Surgical reconstruction of the lost or deformed belly button, known as umbilicoplasty, has been described by numerous techniques. Most of them are some form of local skin flaps that are tacked back down to the abdominal fascia. The plethora of described umbilicoplasty methods indicates that none are ideal or can assure optimal results.

neoumbilicoplasty techniqueIn the May 2015 of the Archives of Plastic Surgery, the paper entitled ‘Four Flaps Technique for Neoumbilicoplasty’ was published. The authors report their experience with umbilical reconstruction using a technique they call the “four flaps technique”. This is a method to make an umbilicus when none is present. This method uses the surrounding tissue by simply elevating four flaps to create sufficient depth and an aesthetically pleasing shape with some superior hooding. It leaves minimal scars inside the umbilicus with no external scars. It provides a method to create an umbilicus on a flat abdominal wall where there is complete absence of any remaining umbilical tissue. It has the advantages of being simple to perform and uses well vascularized skin flaps.
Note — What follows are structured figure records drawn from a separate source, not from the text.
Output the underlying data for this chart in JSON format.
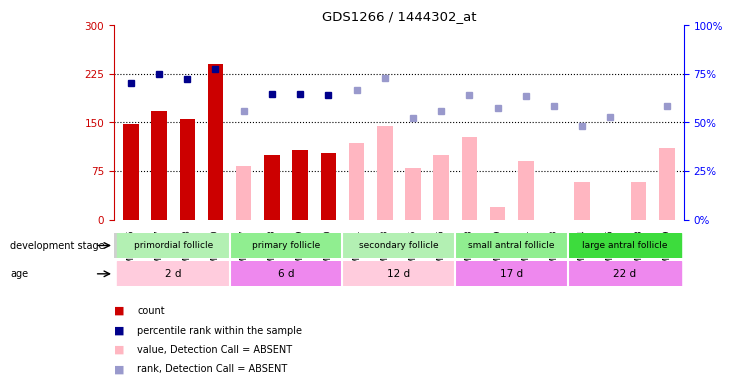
{
  "title": "GDS1266 / 1444302_at",
  "samples": [
    "GSM75735",
    "GSM75737",
    "GSM75738",
    "GSM75740",
    "GSM74067",
    "GSM74068",
    "GSM74069",
    "GSM74070",
    "GSM75741",
    "GSM75743",
    "GSM75745",
    "GSM75746",
    "GSM75748",
    "GSM75749",
    "GSM75751",
    "GSM75753",
    "GSM75754",
    "GSM75756",
    "GSM75758",
    "GSM75759"
  ],
  "count_values": [
    148,
    168,
    155,
    240,
    null,
    100,
    107,
    103,
    null,
    null,
    null,
    null,
    null,
    null,
    null,
    null,
    null,
    null,
    null,
    null
  ],
  "absent_value": [
    null,
    null,
    null,
    null,
    83,
    null,
    null,
    null,
    118,
    145,
    80,
    100,
    128,
    20,
    90,
    null,
    58,
    null,
    58,
    110
  ],
  "percentile_rank_left": [
    210,
    225,
    217,
    232,
    null,
    193,
    193,
    192,
    null,
    null,
    null,
    null,
    null,
    null,
    null,
    null,
    null,
    null,
    null,
    null
  ],
  "absent_rank_left": [
    null,
    null,
    null,
    null,
    168,
    null,
    null,
    null,
    200,
    218,
    157,
    168,
    192,
    172,
    190,
    175,
    144,
    158,
    null,
    175
  ],
  "groups": [
    {
      "label": "primordial follicle",
      "start": 0,
      "end": 4,
      "color": "#b3f0b3"
    },
    {
      "label": "primary follicle",
      "start": 4,
      "end": 8,
      "color": "#90ee90"
    },
    {
      "label": "secondary follicle",
      "start": 8,
      "end": 12,
      "color": "#b3f0b3"
    },
    {
      "label": "small antral follicle",
      "start": 12,
      "end": 16,
      "color": "#90ee90"
    },
    {
      "label": "large antral follicle",
      "start": 16,
      "end": 20,
      "color": "#3ddc3d"
    }
  ],
  "age_colors": [
    "#ffccdd",
    "#ee88ee",
    "#ffccdd",
    "#ee88ee",
    "#ee88ee"
  ],
  "age_labels": [
    "2 d",
    "6 d",
    "12 d",
    "17 d",
    "22 d"
  ],
  "age_starts": [
    0,
    4,
    8,
    12,
    16
  ],
  "age_ends": [
    4,
    8,
    12,
    16,
    20
  ],
  "ylim_left": [
    0,
    300
  ],
  "ylim_right": [
    0,
    100
  ],
  "yticks_left": [
    0,
    75,
    150,
    225,
    300
  ],
  "yticks_right": [
    0,
    25,
    50,
    75,
    100
  ],
  "count_color": "#cc0000",
  "absent_bar_color": "#ffb6c1",
  "percentile_color": "#00008b",
  "absent_rank_color": "#9999cc",
  "bar_width": 0.55
}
There are numerous methods for reshaping a deformed or distorted umbilicus but few methods for creating one from ‘scratch’ so to speak. I have seen a similar or nearly identical umbilicoplasty method described for a neoumbilicoplasty in a full tummy tuck where the original belly button stalk has been discarded. This four flap method provides the simplest and most assured method of creating an acceptable umbilicus.